Carta bianca
Falso allarme. In fondo al corridoio, nella hall centrale e di nuovo nell’Archivio odo il nulla. Desisto dall’andare oltre. Percepisco un forte impulso, un invito ad esplorare. D’altra parte, muoio dalla voglia di restare di fronte ai file però torno alla hall. Lancio un’occhiata fulminea alle indicazioni. Biblioteca. Una scritta nuova! Nessun clangore metallico.
Le goccioline si susseguono copiose. Una dopo l’altra, facendo a gara con quelle che si formano per la condensa. Solo le prime vengono risucchiate dal piatto doccia. E si nascondono sotto i cumuli di schiuma. Sfidandole, quelle condensate minacciano pioggia sulle nuvolette schiumose che occludono lo scarico, crollandovi sopra quali fiumiciattoli in piena. L’ultimo scroscio di acqua calda precipita sui riccioli che attutiscono il colpo.
(Biblioteca…eppure la prima volta non mi sembrava di averla notata, ahia il piede, così si ustiona! Ok, ok fatto, ci metto un po’ di acqua fredda. Adesso basta che voglio asciugarmi. Dai ci sono…sì!). Il pensiero viene interrotto dal soffione che cade. Lo raccolgo, con la curiosità che si scatena nell’animo. Indosso indumenti puliti e la mente continua a battere lì.
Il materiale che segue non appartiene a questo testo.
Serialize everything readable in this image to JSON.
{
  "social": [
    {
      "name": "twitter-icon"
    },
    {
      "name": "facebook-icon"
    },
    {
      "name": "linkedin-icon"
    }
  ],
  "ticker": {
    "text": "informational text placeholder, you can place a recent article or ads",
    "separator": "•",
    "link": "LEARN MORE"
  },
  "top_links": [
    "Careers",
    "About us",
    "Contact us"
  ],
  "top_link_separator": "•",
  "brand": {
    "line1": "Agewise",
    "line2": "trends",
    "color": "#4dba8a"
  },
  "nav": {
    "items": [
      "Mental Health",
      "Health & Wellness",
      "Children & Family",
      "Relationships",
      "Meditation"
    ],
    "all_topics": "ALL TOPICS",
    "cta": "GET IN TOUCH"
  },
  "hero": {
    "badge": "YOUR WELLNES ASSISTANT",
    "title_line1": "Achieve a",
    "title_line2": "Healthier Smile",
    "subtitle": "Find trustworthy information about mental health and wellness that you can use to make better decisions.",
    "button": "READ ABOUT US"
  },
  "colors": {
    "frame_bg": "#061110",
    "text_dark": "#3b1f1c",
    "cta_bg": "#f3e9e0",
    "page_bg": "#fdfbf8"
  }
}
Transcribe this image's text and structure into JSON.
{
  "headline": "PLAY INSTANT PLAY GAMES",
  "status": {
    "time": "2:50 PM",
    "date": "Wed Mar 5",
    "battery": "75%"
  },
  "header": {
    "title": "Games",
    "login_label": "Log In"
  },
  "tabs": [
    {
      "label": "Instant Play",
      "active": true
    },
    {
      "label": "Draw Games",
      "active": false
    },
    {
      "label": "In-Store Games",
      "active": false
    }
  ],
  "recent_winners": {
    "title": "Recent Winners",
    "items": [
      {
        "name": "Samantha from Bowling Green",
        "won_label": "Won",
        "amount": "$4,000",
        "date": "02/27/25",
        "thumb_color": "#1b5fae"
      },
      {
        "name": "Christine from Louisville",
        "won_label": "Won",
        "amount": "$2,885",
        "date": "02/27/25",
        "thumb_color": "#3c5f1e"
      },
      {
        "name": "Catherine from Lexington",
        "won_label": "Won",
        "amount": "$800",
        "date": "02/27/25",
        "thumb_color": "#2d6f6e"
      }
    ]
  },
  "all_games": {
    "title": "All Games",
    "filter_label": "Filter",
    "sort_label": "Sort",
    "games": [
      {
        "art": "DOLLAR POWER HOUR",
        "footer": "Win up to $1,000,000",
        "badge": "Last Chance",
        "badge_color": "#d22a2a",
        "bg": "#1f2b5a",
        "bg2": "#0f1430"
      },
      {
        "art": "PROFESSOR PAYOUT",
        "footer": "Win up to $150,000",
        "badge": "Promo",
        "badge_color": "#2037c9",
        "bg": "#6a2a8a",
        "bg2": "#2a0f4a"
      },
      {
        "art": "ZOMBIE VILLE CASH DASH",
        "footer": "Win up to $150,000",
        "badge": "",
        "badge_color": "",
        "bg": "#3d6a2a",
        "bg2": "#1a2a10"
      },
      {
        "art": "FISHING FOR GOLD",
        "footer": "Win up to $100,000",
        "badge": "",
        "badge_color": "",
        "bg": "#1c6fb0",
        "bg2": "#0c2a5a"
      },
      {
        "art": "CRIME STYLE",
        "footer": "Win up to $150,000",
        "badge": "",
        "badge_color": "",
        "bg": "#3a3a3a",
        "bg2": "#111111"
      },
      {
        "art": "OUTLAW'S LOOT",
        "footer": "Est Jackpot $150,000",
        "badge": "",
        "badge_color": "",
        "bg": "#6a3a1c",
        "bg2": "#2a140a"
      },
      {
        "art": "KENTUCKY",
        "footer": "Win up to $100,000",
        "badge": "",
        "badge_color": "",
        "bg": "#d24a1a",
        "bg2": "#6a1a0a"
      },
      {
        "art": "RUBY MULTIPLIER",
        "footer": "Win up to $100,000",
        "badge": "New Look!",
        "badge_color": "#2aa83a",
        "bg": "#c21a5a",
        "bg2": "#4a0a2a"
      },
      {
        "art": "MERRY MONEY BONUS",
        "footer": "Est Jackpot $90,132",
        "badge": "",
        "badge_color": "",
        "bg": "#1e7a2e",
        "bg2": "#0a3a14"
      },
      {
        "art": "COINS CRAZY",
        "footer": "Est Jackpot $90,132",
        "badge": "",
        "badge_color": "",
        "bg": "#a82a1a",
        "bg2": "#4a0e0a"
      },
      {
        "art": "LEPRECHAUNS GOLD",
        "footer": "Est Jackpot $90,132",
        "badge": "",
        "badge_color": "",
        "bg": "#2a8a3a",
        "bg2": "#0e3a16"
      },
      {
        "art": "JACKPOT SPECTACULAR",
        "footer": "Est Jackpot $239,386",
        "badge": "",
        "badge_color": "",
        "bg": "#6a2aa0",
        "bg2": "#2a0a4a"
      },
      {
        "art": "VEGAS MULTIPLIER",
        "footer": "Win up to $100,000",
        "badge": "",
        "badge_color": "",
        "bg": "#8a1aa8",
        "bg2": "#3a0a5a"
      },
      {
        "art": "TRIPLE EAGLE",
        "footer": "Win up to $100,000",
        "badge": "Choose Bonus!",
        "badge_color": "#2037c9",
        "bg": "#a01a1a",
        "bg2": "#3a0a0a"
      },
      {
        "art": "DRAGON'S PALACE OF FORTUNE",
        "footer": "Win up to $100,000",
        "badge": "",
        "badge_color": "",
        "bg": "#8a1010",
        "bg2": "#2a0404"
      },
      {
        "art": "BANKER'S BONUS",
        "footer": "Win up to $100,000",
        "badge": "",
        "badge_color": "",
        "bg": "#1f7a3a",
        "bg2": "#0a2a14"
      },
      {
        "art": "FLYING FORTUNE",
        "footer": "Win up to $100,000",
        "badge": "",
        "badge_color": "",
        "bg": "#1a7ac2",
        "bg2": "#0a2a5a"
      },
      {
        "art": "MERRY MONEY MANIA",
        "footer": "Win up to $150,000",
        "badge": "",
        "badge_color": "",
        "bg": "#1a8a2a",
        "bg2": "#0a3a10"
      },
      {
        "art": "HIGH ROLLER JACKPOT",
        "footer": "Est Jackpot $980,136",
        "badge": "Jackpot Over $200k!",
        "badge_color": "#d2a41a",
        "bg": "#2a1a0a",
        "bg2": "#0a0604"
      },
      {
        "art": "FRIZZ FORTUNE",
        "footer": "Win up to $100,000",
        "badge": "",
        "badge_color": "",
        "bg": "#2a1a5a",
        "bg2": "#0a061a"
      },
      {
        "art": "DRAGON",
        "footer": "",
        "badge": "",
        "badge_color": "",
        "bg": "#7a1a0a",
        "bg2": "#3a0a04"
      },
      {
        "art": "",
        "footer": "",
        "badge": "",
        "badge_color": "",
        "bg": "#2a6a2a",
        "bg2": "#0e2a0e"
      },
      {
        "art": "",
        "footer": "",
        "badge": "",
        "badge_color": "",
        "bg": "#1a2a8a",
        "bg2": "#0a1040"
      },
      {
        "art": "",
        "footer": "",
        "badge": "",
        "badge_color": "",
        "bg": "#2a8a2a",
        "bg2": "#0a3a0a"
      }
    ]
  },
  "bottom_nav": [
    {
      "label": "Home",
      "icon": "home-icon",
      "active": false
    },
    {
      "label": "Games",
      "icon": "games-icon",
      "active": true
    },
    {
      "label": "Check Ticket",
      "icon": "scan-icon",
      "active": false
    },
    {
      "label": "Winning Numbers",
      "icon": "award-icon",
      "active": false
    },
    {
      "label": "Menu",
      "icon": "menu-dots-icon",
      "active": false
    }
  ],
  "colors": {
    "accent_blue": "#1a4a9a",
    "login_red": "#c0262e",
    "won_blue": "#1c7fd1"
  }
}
Faccio un bel respiro. Che ci vuole ad aprire una porta? Ma quella si apre da sola perché è scorrevole. Tanto meglio, non ho tempo di ascoltare la defibrillazione interna. Per poco non mi maledico, tutto questo pensare mi uccide. Lentamente. Vivo e vegeto. E sempre vivo, vengo sovrastato da pile e pile di volumi secolari, sapientemente riposti su scaffali e per le quantità esorbitanti conservati in teche, vegliate da ori affrescati. Mi avvicino e non riesco a scegliere. Respiro un’aria barocca. La sento appartenere a me. Ne rimango quasi invaghito. Sopraggiunge la frenesia di sfogliarli tutti. E l’idea che forse da questo dilemma non ne esco più. D’altronde, che motivo c’è di avere a disposizione una raccolta affascinantissima e al contempo anche una digitale, seppur sprovvista del mio nome, per giunta completa? Tradisco di continuo la promessa di non riflettere. Ti chiedo scusa, Aron, mi dico. Cattura l’attenzione un saggio in particolare. Locke. Su una pagina incartapecorita leggo:
“Supponiamo che lo spirito sia come si dice un foglio di carta bianco, privo di qualsiasi segno, senza nessuna idea; come arriva a essere fornito di idee?”
Inutile ripetere che tentare di rimettere il cuore a posto, dopo averla letta una frase del genere, mi pare impossibile. Dopo che il cuore ti balza via dal petto, chiaro. Per quanto irrazionale, mi sembra davvero la domanda a tutte le mie domande. Sì, la domanda, non la risposta. Quella arriva immediatamente, nella lettura:
“Dall’esperienza, nella quale è fondata tutta la nostra conoscenza, e dalla quale essa in ultima analisi deriva. In primo luogo i nostri sensi, avendo rapporti con oggetti sensibili particolari, convogliano nello spirito diverse percezioni distinte delle cose, secondo i vari modi in cui quegli oggetti agiscono sui sensi. […] perché le idee che la riflessione fornisce sono soltanto quelle che lo spirito ottiene riflettendo sulle proprie operazioni dentro se stesso.”
Il pensatore si sarà sentito come me. Eppure portava un altro nome. Ecco la vera voce di Aron!